Commenting just days before the suspension is due to be lifted, the Shadow Housing Secretary accused the Conservative government of “prioritising reopening old wounds on Brexit above protecting renters”.
The intervention comes after Labour warned last week that the government had failed to set aside time in parliament to consider extending the measure before its ends, as called for by charities, housing organisations and councils.
Commenting on the crisis facing renters, Debbonaire said: “Coronavirus cases are rising, vast swathes of the country are set to be under local lockdown, and the Covid jobs crisis is set to get worse. This is no time for the government to restart evictions.
“The government is walking right into a homelessness crisis this winter. They’ve wasted the short time they bought themselves by extending the ban in August, prioritising reopening old wounds on Brexit above protecting renters.”
The government introduced legislation in March that stopped landlords from taking court proceedings to evict people during the pandemic. The initial rule change was intended to last for three months but has since been extended.
The Shadow Housing Secretary added: “The ban must be extended before Sunday, and the government needs to come forward with a credible plan to keep their promise that no renter will lose their home because of coronavirus.”
Following pressure from charities, Labour and other MPs from other parties, the government extended the original ban to end on August 23rd.
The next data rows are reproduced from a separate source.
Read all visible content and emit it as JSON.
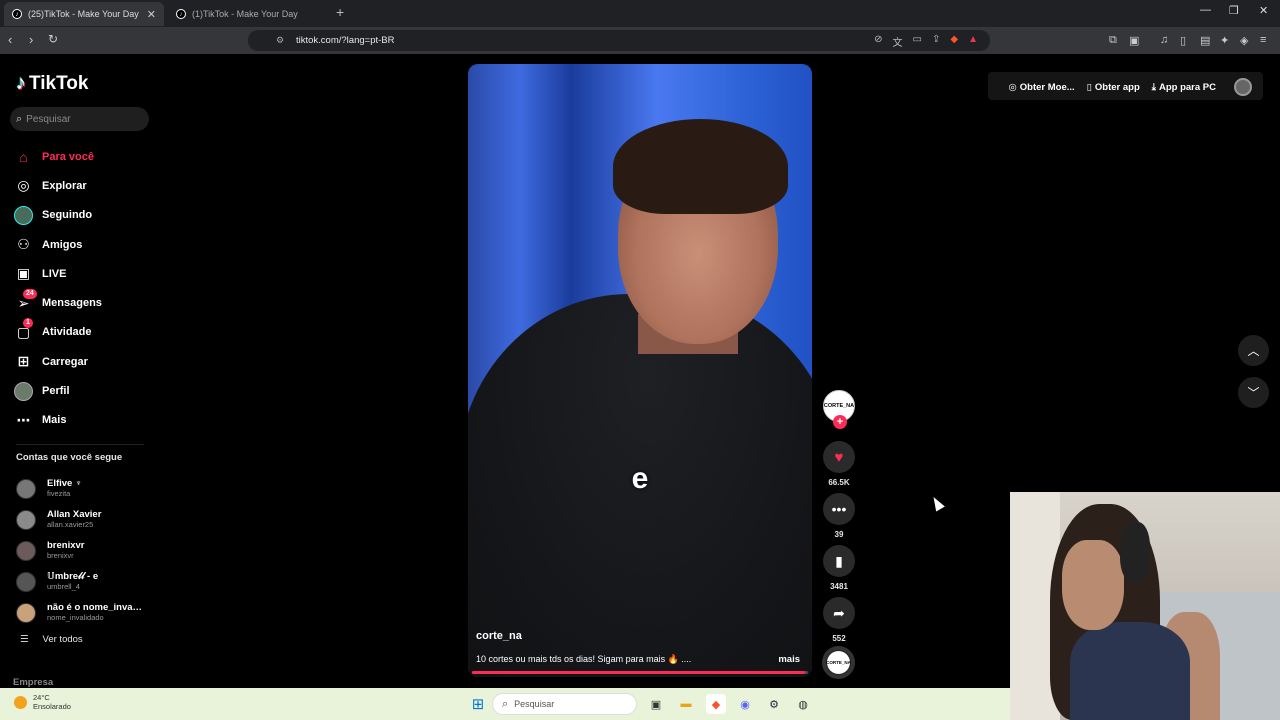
{
  "browser": {
    "tabs": [
      {
        "title": "(25)TikTok - Make Your Day",
        "active": true
      },
      {
        "title": "(1)TikTok - Make Your Day",
        "active": false
      }
    ],
    "new_tab": "+",
    "url": "tiktok.com/?lang=pt-BR"
  },
  "sidebar": {
    "logo": "TikTok",
    "search_placeholder": "Pesquisar",
    "nav": [
      {
        "label": "Para você",
        "icon": "home-icon",
        "active": true
      },
      {
        "label": "Explorar",
        "icon": "compass-icon"
      },
      {
        "label": "Seguindo",
        "icon": "following-avatar-icon"
      },
      {
        "label": "Amigos",
        "icon": "friends-icon"
      },
      {
        "label": "LIVE",
        "icon": "live-icon"
      },
      {
        "label": "Mensagens",
        "icon": "messages-icon",
        "badge": "24"
      },
      {
        "label": "Atividade",
        "icon": "activity-icon",
        "badge": "1"
      },
      {
        "label": "Carregar",
        "icon": "upload-icon"
      },
      {
        "label": "Perfil",
        "icon": "profile-avatar-icon"
      },
      {
        "label": "Mais",
        "icon": "more-icon"
      }
    ],
    "following_header": "Contas que você segue",
    "following": [
      {
        "name": "Elfive ♆",
        "handle": "fivezita"
      },
      {
        "name": "Allan Xavier",
        "handle": "allan.xavier25"
      },
      {
        "name": "brenixvr",
        "handle": "brenixvr"
      },
      {
        "name": "𝕌mbre𝓁𝓁 - e",
        "handle": "umbrell_4"
      },
      {
        "name": "não é o nome_invali...",
        "handle": "nome_invalidado"
      }
    ],
    "see_all": "Ver todos",
    "company": "Empresa"
  },
  "header": {
    "coins": "Obter Moe...",
    "get_app": "Obter app",
    "pc_app": "App para PC"
  },
  "video": {
    "caption_overlay": "e",
    "username": "corte_na",
    "description": "10 cortes ou mais tds os dias! Sigam para mais 🔥 ....",
    "more": "mais",
    "progress": 0.99,
    "creator_avatar_text": "CORTE_NA",
    "likes": "66.5K",
    "comments": "39",
    "saves": "3481",
    "shares": "552"
  },
  "taskbar": {
    "temp": "24°C",
    "condition": "Ensolarado",
    "search_placeholder": "Pesquisar"
  },
  "colors": {
    "accent": "#fe2c55",
    "background": "#000000"
  }
}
The government then made a second, last-minute U-turn to provide renters protection for another month.
Think tank IPPR at the time called on the government to extend the ban for another six months, rather than just four weeks, and to offer more financial assistance to those in the private rented sector.
The organisation advised that local housing allowance should be increased to cover 50% of market rates, as the current 30% of market-rate level means there are too few properties attainable for people needing to move.
The leading housing charity Shelter warned earlier this year that 227,000 private renters will be at risk of eviction when the ban is lifted, and campaigners are urging the government to put further measures in place.
London Renters Union organiser Ghazal Haqani reacted to the reports of the government’s U-turn last month by pointing out that Tory ministers were simply “kicking the can down the road”.
Shadow Justice Secretary David Lammy, Debbonaire and shadow minister for legal aid Karl Turner also wrote to Justice Secretary and Lord Chancellor Robert Buckland last month to warn that English County Courts could be overwhelmed.
They predicted that the stay on eviction proceedings coming to an end “risks unleashing a tsunami of cases, which could leave tens of thousands of people homeless and overwhelm our courts”.
A number of Labour MPs on the left, such as Zarah Sultana and Bell Ribeiro-Addy, are demanding a cancellation of rent debt. But the party as a whole has not backed the idea so far.
Labour has highlighted that instead of bringing forward legislation to protect renters in the health crisis, the government chose to introduce its controversial internal market bill to make arrangements for the end of the Brexit transition period.